Expensively Quadratic: The LLM Agent Cost Curve

(blog.exe.dev)

62 points | by luu 3 days ago ago

29 comments

  • stuxf 6 hours ago

    > Some coding agents (Shelley included!) refuse to return a large tool output back to the agent after some threshold. This is a mistake: it's going to read the whole file, and it may as well do it in one call rather than five.

    disagree with this: IMO the primary reason that these still need to exist is for when the agent messes up (e.g reads a file that is too large like a bundle file), or when you run a grep command in a large codebase and end up hitting way too many files, overloading context.

    Otherwise lots of interesting stuff in this article! Having a precise calculator was very useful for the idea of how many things we should be putting into an agent loop to get a cost optimum (and not just a performance optimum) for our tasks, which is something that's been pretty underserved.

    • tekacs 4 hours ago

      I think that's reasonable, but then they should have the ability for the agent to, on the next call, override it. Even if it requires the agent to have read the file once or something.

      In the absence of that you end up with what several of the harnesses ended up doing, where an agent will use a million tool calls to very slowly read a file in like 200 line chunks. I think they _might_ have fixed it now (or agent-fixes, my agent harness might be fixing it), but Codex used to do this and it made it unbelievably slow.

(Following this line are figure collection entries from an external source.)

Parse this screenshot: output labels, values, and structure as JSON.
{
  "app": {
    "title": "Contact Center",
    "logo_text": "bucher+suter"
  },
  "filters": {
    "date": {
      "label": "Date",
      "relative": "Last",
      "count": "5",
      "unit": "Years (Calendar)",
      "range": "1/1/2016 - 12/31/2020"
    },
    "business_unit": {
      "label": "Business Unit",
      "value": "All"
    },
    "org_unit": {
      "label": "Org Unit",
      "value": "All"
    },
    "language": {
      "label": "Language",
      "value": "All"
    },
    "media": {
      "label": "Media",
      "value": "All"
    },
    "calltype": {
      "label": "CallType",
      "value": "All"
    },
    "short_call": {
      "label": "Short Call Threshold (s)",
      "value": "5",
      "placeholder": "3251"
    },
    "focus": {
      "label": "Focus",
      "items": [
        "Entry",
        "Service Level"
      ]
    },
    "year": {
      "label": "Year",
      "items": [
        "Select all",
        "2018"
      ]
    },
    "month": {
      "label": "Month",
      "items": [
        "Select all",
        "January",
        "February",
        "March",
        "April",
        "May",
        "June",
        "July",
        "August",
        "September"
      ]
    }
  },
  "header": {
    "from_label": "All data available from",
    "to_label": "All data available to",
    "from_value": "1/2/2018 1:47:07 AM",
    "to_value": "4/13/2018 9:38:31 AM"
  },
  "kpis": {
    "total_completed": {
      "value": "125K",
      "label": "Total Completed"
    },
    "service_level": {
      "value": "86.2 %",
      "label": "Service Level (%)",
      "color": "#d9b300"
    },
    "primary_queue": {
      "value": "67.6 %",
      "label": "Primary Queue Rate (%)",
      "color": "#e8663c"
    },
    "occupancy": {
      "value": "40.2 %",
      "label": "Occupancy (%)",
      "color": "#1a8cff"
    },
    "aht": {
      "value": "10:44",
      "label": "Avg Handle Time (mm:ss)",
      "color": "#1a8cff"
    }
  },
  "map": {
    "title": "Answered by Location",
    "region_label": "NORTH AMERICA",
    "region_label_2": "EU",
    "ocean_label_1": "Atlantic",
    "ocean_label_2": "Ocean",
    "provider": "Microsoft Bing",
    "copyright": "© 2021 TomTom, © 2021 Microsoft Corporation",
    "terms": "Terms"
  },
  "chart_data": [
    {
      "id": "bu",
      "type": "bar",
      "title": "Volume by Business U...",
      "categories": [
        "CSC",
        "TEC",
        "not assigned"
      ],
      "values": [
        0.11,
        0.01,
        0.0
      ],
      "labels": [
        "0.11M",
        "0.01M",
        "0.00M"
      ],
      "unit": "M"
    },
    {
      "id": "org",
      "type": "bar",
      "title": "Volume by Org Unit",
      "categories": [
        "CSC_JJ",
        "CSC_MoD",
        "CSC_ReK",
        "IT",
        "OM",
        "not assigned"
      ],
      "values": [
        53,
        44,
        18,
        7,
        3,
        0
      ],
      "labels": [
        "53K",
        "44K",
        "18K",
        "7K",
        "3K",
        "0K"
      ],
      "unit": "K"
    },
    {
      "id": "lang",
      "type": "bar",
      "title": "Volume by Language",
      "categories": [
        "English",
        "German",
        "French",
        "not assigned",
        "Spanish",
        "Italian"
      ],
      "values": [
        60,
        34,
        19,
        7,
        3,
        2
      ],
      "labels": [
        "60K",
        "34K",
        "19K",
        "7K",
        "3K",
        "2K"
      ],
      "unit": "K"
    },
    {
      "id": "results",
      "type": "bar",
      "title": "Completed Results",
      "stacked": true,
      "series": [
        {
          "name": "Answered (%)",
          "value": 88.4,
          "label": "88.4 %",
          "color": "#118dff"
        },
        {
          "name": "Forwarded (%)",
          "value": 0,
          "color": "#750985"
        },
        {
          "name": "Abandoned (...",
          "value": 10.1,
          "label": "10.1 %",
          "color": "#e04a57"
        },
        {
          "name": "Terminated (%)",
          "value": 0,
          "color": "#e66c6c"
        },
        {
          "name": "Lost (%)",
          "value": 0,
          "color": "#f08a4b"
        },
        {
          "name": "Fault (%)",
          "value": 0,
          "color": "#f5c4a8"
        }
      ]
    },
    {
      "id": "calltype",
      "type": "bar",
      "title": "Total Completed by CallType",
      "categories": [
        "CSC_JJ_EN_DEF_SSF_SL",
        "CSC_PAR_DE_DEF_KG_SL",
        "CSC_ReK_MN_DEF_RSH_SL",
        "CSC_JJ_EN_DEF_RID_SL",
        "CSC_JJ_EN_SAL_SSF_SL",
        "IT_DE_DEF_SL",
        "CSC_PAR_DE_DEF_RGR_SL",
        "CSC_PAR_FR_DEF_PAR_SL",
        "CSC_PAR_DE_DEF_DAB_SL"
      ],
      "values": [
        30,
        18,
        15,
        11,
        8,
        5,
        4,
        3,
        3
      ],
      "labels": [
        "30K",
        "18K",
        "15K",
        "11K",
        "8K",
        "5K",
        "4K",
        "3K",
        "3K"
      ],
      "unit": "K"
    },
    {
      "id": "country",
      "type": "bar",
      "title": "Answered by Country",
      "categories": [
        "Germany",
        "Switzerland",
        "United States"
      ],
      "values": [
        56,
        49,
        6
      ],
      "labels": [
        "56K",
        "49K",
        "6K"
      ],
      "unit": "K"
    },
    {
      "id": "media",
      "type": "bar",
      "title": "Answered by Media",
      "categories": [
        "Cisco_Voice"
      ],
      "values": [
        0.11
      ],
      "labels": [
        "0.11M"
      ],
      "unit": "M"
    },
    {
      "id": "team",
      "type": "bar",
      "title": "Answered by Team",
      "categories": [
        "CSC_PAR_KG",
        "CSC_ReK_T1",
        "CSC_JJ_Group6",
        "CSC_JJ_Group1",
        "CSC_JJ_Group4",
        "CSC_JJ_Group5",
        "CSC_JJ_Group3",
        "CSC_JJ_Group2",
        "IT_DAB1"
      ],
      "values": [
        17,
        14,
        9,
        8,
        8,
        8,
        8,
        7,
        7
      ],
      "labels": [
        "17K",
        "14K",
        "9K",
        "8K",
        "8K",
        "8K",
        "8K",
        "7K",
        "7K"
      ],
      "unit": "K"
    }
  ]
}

  • the_harpia_io 3 hours ago

    the quadratic curve makes sense but honestly what kills us more is the review cost - AI generates code fast but then you're stuck reading every line because it might've missed some edge case or broken something three layers deep. we burn more time auditing AI output than we save on writing it, and that compounds. the API costs are predictable at least

    • netdevphoenix 2 hours ago

      > AI generates code fast but then you're stuck reading every line because it might've missed some edge case or broken something three layers deep

      I will imagine that in the future this will be tackled with a heavy driven approach and tight regulation of what the agent can and cannot touch. So frequent small PRs over big ones. Limit folder access to only those that need changing. Let it build the project. If it doesn't build, no PR submissions allowed. If a single test fails, no PR submissions allowed. And the tests will likely be the first if not the main focus in LLM PRs.

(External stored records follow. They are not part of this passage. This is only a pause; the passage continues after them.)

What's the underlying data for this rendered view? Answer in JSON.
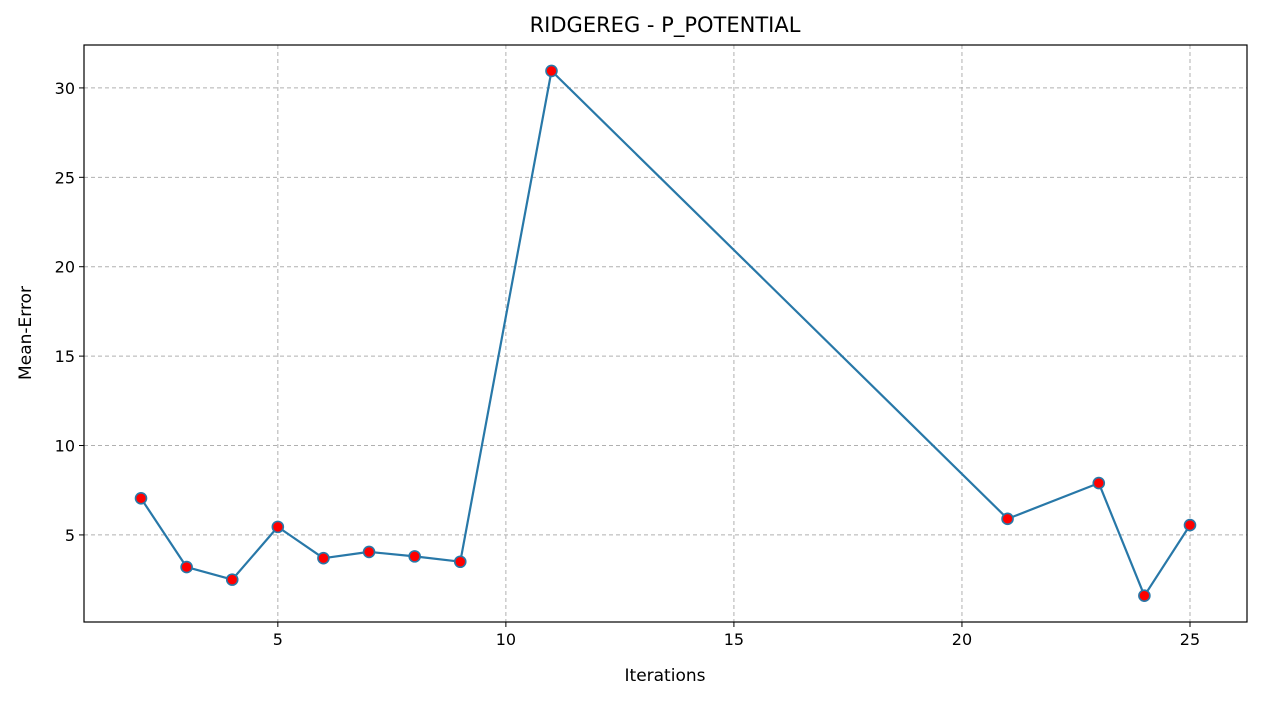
{
  "chart_data": {
    "type": "line",
    "title": "RIDGEREG - P_POTENTIAL",
    "xlabel": "Iterations",
    "ylabel": "Mean-Error",
    "xlim": [
      0.75,
      26.25
    ],
    "ylim": [
      0.13,
      32.4
    ],
    "x_ticks": [
      5,
      10,
      15,
      20,
      25
    ],
    "y_ticks": [
      5,
      10,
      15,
      20,
      25,
      30
    ],
    "x_tick_labels": [
      "5",
      "10",
      "15",
      "20",
      "25"
    ],
    "y_tick_labels": [
      "5",
      "10",
      "15",
      "20",
      "25",
      "30"
    ],
    "grid": true,
    "line_color": "#2878a8",
    "marker_fill": "#ff0000",
    "marker_edge": "#2878a8",
    "series": [
      {
        "x": [
          2,
          3,
          4,
          5,
          6,
          7,
          8,
          9,
          11,
          21,
          23,
          24,
          25
        ],
        "values": [
          7.05,
          3.2,
          2.5,
          5.45,
          3.7,
          4.05,
          3.8,
          3.5,
          30.95,
          5.9,
          7.9,
          1.6,
          5.55
        ]
      }
    ]
  }
}
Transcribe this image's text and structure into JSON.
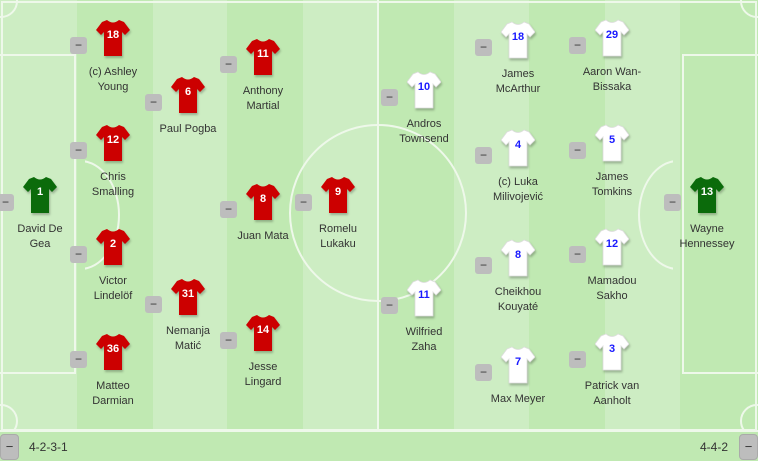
{
  "colors": {
    "home_kit": "#cc0000",
    "home_gk_kit": "#0b6b0b",
    "away_kit": "#ffffff",
    "away_number": "#1a1aff",
    "home_number": "#ffffff"
  },
  "minus_label": "−",
  "home": {
    "formation": "4-2-3-1",
    "players": [
      {
        "number": "1",
        "name": [
          "David De",
          "Gea"
        ],
        "kit": "gk"
      },
      {
        "number": "18",
        "name": [
          "(c) Ashley",
          "Young"
        ]
      },
      {
        "number": "12",
        "name": [
          "Chris",
          "Smalling"
        ]
      },
      {
        "number": "2",
        "name": [
          "Victor",
          "Lindelöf"
        ]
      },
      {
        "number": "36",
        "name": [
          "Matteo",
          "Darmian"
        ]
      },
      {
        "number": "6",
        "name": [
          "Paul Pogba"
        ]
      },
      {
        "number": "31",
        "name": [
          "Nemanja",
          "Matić"
        ]
      },
      {
        "number": "11",
        "name": [
          "Anthony",
          "Martial"
        ]
      },
      {
        "number": "8",
        "name": [
          "Juan Mata"
        ]
      },
      {
        "number": "14",
        "name": [
          "Jesse",
          "Lingard"
        ]
      },
      {
        "number": "9",
        "name": [
          "Romelu",
          "Lukaku"
        ]
      }
    ]
  },
  "away": {
    "formation": "4-4-2",
    "players": [
      {
        "number": "10",
        "name": [
          "Andros",
          "Townsend"
        ]
      },
      {
        "number": "11",
        "name": [
          "Wilfried",
          "Zaha"
        ]
      },
      {
        "number": "18",
        "name": [
          "James",
          "McArthur"
        ]
      },
      {
        "number": "4",
        "name": [
          "(c) Luka",
          "Milivojević"
        ]
      },
      {
        "number": "8",
        "name": [
          "Cheikhou",
          "Kouyaté"
        ]
      },
      {
        "number": "7",
        "name": [
          "Max Meyer"
        ]
      },
      {
        "number": "29",
        "name": [
          "Aaron Wan-",
          "Bissaka"
        ]
      },
      {
        "number": "5",
        "name": [
          "James",
          "Tomkins"
        ]
      },
      {
        "number": "12",
        "name": [
          "Mamadou",
          "Sakho"
        ]
      },
      {
        "number": "3",
        "name": [
          "Patrick van",
          "Aanholt"
        ]
      },
      {
        "number": "13",
        "name": [
          "Wayne",
          "Hennessey"
        ],
        "kit": "gk"
      }
    ]
  }
}
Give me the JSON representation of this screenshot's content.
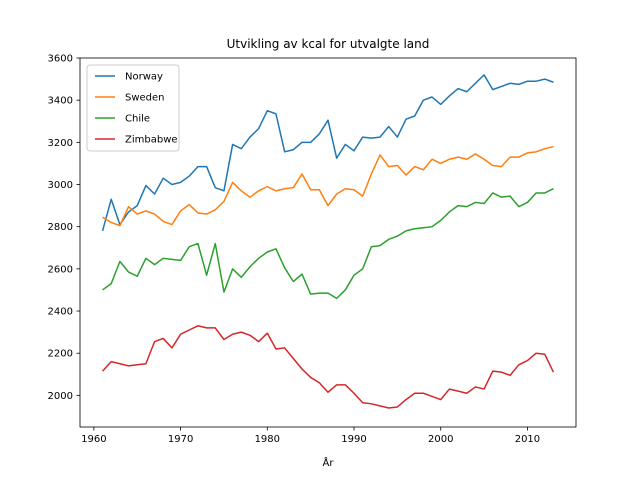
{
  "chart_data": {
    "type": "line",
    "title": "Utvikling av kcal for utvalgte land",
    "xlabel": "År",
    "ylabel": "",
    "xlim": [
      1958.4,
      2015.6
    ],
    "ylim": [
      1850,
      3600
    ],
    "xticks": [
      1960,
      1970,
      1980,
      1990,
      2000,
      2010
    ],
    "yticks": [
      2000,
      2200,
      2400,
      2600,
      2800,
      3000,
      3200,
      3400,
      3600
    ],
    "grid": false,
    "legend_position": "upper left",
    "x": [
      1961,
      1962,
      1963,
      1964,
      1965,
      1966,
      1967,
      1968,
      1969,
      1970,
      1971,
      1972,
      1973,
      1974,
      1975,
      1976,
      1977,
      1978,
      1979,
      1980,
      1981,
      1982,
      1983,
      1984,
      1985,
      1986,
      1987,
      1988,
      1989,
      1990,
      1991,
      1992,
      1993,
      1994,
      1995,
      1996,
      1997,
      1998,
      1999,
      2000,
      2001,
      2002,
      2003,
      2004,
      2005,
      2006,
      2007,
      2008,
      2009,
      2010,
      2011,
      2012,
      2013
    ],
    "series": [
      {
        "name": "Norway",
        "color": "#1f77b4",
        "values": [
          2780,
          2930,
          2810,
          2870,
          2900,
          2995,
          2955,
          3030,
          3000,
          3010,
          3040,
          3085,
          3085,
          2985,
          2970,
          3190,
          3170,
          3225,
          3265,
          3350,
          3335,
          3155,
          3165,
          3200,
          3200,
          3240,
          3305,
          3125,
          3190,
          3160,
          3225,
          3220,
          3225,
          3275,
          3225,
          3310,
          3325,
          3400,
          3415,
          3380,
          3420,
          3455,
          3440,
          3480,
          3520,
          3450,
          3465,
          3480,
          3475,
          3490,
          3490,
          3500,
          3485
        ]
      },
      {
        "name": "Sweden",
        "color": "#ff7f0e",
        "values": [
          2845,
          2820,
          2805,
          2895,
          2860,
          2875,
          2860,
          2825,
          2810,
          2875,
          2905,
          2865,
          2860,
          2880,
          2920,
          3010,
          2970,
          2940,
          2970,
          2990,
          2970,
          2980,
          2985,
          3050,
          2975,
          2975,
          2900,
          2955,
          2980,
          2975,
          2945,
          3050,
          3140,
          3085,
          3090,
          3045,
          3085,
          3070,
          3120,
          3100,
          3120,
          3130,
          3120,
          3145,
          3120,
          3090,
          3085,
          3130,
          3130,
          3150,
          3155,
          3170,
          3180
        ]
      },
      {
        "name": "Chile",
        "color": "#2ca02c",
        "values": [
          2500,
          2530,
          2635,
          2585,
          2565,
          2650,
          2620,
          2650,
          2645,
          2640,
          2705,
          2720,
          2570,
          2720,
          2490,
          2600,
          2560,
          2610,
          2650,
          2680,
          2695,
          2605,
          2540,
          2575,
          2480,
          2485,
          2485,
          2460,
          2500,
          2570,
          2600,
          2705,
          2710,
          2740,
          2755,
          2780,
          2790,
          2795,
          2800,
          2830,
          2870,
          2900,
          2895,
          2915,
          2910,
          2960,
          2940,
          2945,
          2895,
          2915,
          2960,
          2960,
          2980
        ]
      },
      {
        "name": "Zimbabwe",
        "color": "#d62728",
        "values": [
          2115,
          2160,
          2150,
          2140,
          2145,
          2150,
          2255,
          2270,
          2225,
          2290,
          2310,
          2330,
          2320,
          2320,
          2265,
          2290,
          2300,
          2285,
          2255,
          2295,
          2220,
          2225,
          2175,
          2125,
          2085,
          2060,
          2015,
          2050,
          2050,
          2010,
          1965,
          1960,
          1950,
          1940,
          1945,
          1980,
          2010,
          2010,
          1995,
          1980,
          2030,
          2020,
          2010,
          2040,
          2030,
          2115,
          2110,
          2095,
          2145,
          2165,
          2200,
          2195,
          2110
        ]
      }
    ]
  }
}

      I use the term "LLM" and not "AI" because I notice that people have started attributing LLM related issues (like ripping off copyrighted material, excessive usage of natural resources, etc) to AI in general which is damaging for the future of AI.

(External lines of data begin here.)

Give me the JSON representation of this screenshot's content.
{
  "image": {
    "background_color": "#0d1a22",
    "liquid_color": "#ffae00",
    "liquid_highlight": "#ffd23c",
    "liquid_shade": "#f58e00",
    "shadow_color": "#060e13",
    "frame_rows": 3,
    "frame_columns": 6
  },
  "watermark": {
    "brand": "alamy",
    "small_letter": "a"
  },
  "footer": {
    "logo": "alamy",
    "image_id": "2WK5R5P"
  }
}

    • aurareturn 3 hours ago

      I disagree. I used to spend most of my time writing code, fixing syntax, thinking through how to structure the code, looking up documentation on how to use a library.

      Now I first discuss with an AI Agent or ChatGPT to write a thorough spec before handing it off to an agent to code it. I don’t read every line. Instead, I thoroughly test the outcome.

      Bugs that the AI agent would write, I would have also wrote. Example is unexpected data that doesn’t match expectations. Can’t fault the AI for those bugs.

      I also find that the AI writes more bug free code than I did. It handles cases that I wouldn’t have thought of. It used best practices more often than I did.

      Maybe I was a bad dev before LLMs but I find myself producing better quality applications much quicker.

      • dns_snek an hour ago

        > Example is unexpected data that doesn’t match expectations. Can’t fault the AI for those bugs.

        I don't understand, how can you not fault AI for generating code that can't handle unexpected data gracefully? Expectations should be defined, input validated, and anything that's unexpected should be rejected. Resilience against poorly formatted or otherwise nonsensical input is a pretty basic requirement.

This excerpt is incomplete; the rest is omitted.